Dave: It’s not on your list, but I think the thing we struggle with most is ‘down time.’ — Time when we’re not doing anything, just staring out the window, kicking around the house, or reading a book. We’re a couple of introverts who occasionally front as extroverts, and we need our alone time. We try to be conscientious of what our needs are, and make those known.
PCF: Who does the (grassfed) cow’s share of cooking around the house?
Mel: I make most of our meals, but Dave is the official bacon maker, and he makes some really freakin’ good bacon. He also knows the handful of restaurants in Austin that are on our approved list — along with my exact order at each of them — so when I just can’t bear to rattle the pots and pans, he hunts down paleo-friendly takeout while I loll at home.
Dave: Mel does the overwhelming amount of cooking in our house. I make my own breakfast, but she puts together almost every dinner, and lunches are usually leftovers of that. I try to balance things out by doing the shopping and cleaning up after meals.
PCF: Fill in the end of this sentence.
Mel: The best thing I ever ate that Dave made…was chili. He followed the recipe in my blog, and it came out perfectly… plus it tasted extra-special good because he made it for me.

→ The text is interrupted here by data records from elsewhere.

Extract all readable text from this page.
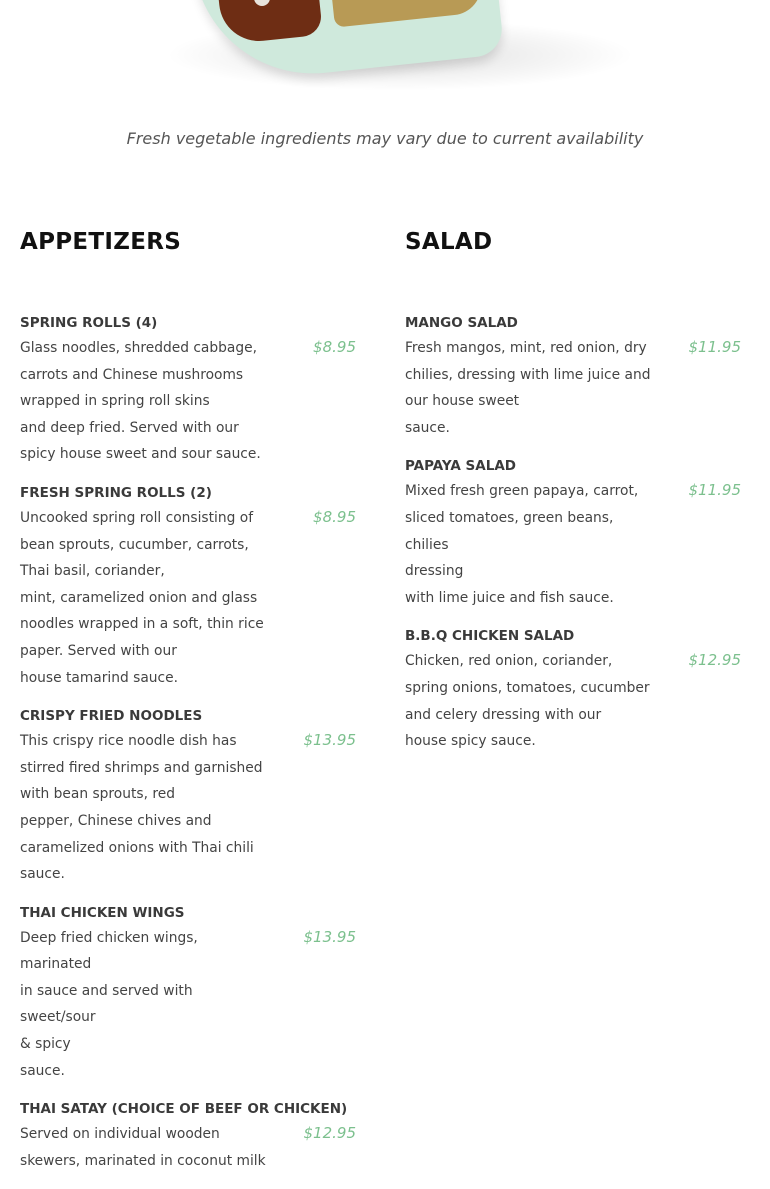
Fresh vegetable ingredients may vary due to current availability

APPETIZERS
SPRING ROLLS (4)
Glass noodles, shredded cabbage,
carrots and Chinese mushrooms
wrapped in spring roll skins
and deep fried. Served with our
spicy house sweet and sour sauce.
$8.95
FRESH SPRING ROLLS (2)
Uncooked spring roll consisting of
bean sprouts, cucumber, carrots,
Thai basil, coriander,
mint, caramelized onion and glass
noodles wrapped in a soft, thin rice
paper. Served with our
house tamarind sauce.
$8.95
CRISPY FRIED NOODLES
This crispy rice noodle dish has
stirred fired shrimps and garnished
with bean sprouts, red
pepper, Chinese chives and
caramelized onions with Thai chili
sauce.
$13.95
THAI CHICKEN WINGS
Deep fried chicken wings, marinated
in sauce and served with sweet/sour
& spicy
sauce.
$13.95
THAI SATAY (CHOICE OF BEEF OR CHICKEN)
Served on individual wooden
skewers, marinated in coconut milk
$12.95
SALAD
MANGO SALAD
Fresh mangos, mint, red onion, dry
chilies, dressing with lime juice and
our house sweet
sauce.
$11.95
PAPAYA SALAD
Mixed fresh green papaya, carrot,
sliced tomatoes, green beans, chilies
dressing
with lime juice and fish sauce.
$11.95
B.B.Q CHICKEN SALAD
Chicken, red onion, coriander,
spring onions, tomatoes, cucumber
and celery dressing with our
house spicy sauce.
$12.95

Dave: The best think I ever ate that Mel made was … It’s shockingly hard to narrow this down — there are 20 years of wonderful entries — but I’ll go with her chili. She makes a killer chili, which improves with a couple of days in the refrigerator, and it happens to be paleo-friendly. Read all about it on her blog!

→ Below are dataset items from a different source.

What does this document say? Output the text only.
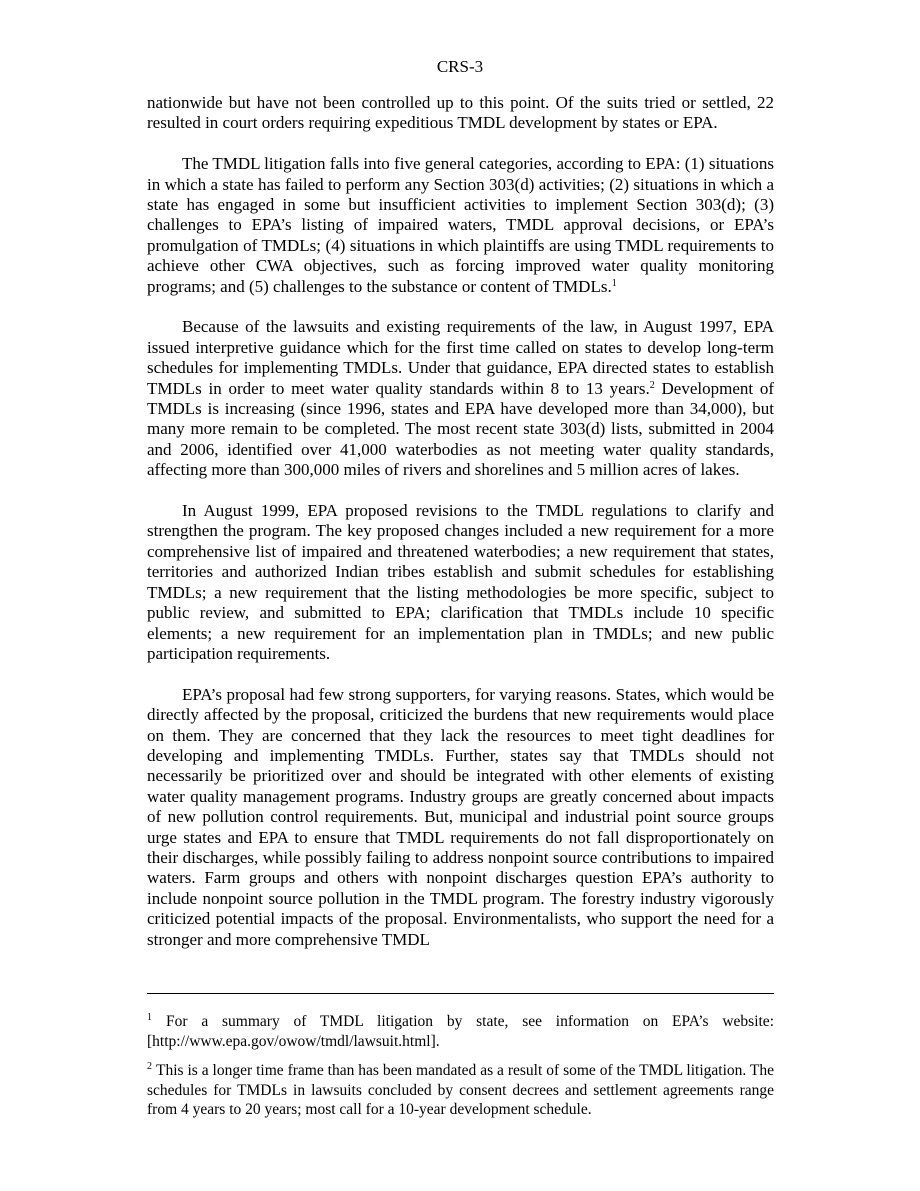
CRS-3

nationwide but have not been controlled up to this point. Of the suits tried or settled, 22 resulted in court orders requiring expeditious TMDL development by states or EPA.

The TMDL litigation falls into five general categories, according to EPA: (1) situations in which a state has failed to perform any Section 303(d) activities; (2) situations in which a state has engaged in some but insufficient activities to implement Section 303(d); (3) challenges to EPA’s listing of impaired waters, TMDL approval decisions, or EPA’s promulgation of TMDLs; (4) situations in which plaintiffs are using TMDL requirements to achieve other CWA objectives, such as forcing improved water quality monitoring programs; and (5) challenges to the substance or content of TMDLs.$^1$

Because of the lawsuits and existing requirements of the law, in August 1997, EPA issued interpretive guidance which for the first time called on states to develop long-term schedules for implementing TMDLs. Under that guidance, EPA directed states to establish TMDLs in order to meet water quality standards within 8 to 13 years.$^2$ Development of TMDLs is increasing (since 1996, states and EPA have developed more than 34,000), but many more remain to be completed. The most recent state 303(d) lists, submitted in 2004 and 2006, identified over 41,000 waterbodies as not meeting water quality standards, affecting more than 300,000 miles of rivers and shorelines and 5 million acres of lakes.

In August 1999, EPA proposed revisions to the TMDL regulations to clarify and strengthen the program. The key proposed changes included a new requirement for a more comprehensive list of impaired and threatened waterbodies; a new requirement that states, territories and authorized Indian tribes establish and submit schedules for establishing TMDLs; a new requirement that the listing methodologies be more specific, subject to public review, and submitted to EPA; clarification that TMDLs include 10 specific elements; a new requirement for an implementation plan in TMDLs; and new public participation requirements.

EPA’s proposal had few strong supporters, for varying reasons. States, which would be directly affected by the proposal, criticized the burdens that new requirements would place on them. They are concerned that they lack the resources to meet tight deadlines for developing and implementing TMDLs. Further, states say that TMDLs should not necessarily be prioritized over and should be integrated with other elements of existing water quality management programs. Industry groups are greatly concerned about impacts of new pollution control requirements. But, municipal and industrial point source groups urge states and EPA to ensure that TMDL requirements do not fall disproportionately on their discharges, while possibly failing to address nonpoint source contributions to impaired waters. Farm groups and others with nonpoint discharges question EPA’s authority to include nonpoint source pollution in the TMDL program. The forestry industry vigorously criticized potential impacts of the proposal. Environmentalists, who support the need for a stronger and more comprehensive TMDL

$^1$ For a summary of TMDL litigation by state, see information on EPA’s website: [http://www.epa.gov/owow/tmdl/lawsuit.html].

$^2$ This is a longer time frame than has been mandated as a result of some of the TMDL litigation. The schedules for TMDLs in lawsuits concluded by consent decrees and settlement agreements range from 4 years to 20 years; most call for a 10-year development schedule.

Mel: We are dorky. We answered these questions separately and both landed on chili. It really is good chili.
Nothing about chili is dorky, in our opinion! Thanks to Mel & Dave for sharing some insights into their paleo paths, and what they’ve realized since transitioning to this lifestyle. We think you’re both superheroes! What about you all? Are you and your spouse/partner both on board with a paleo lifestyle? Trying to get that partner on board? How’s it going?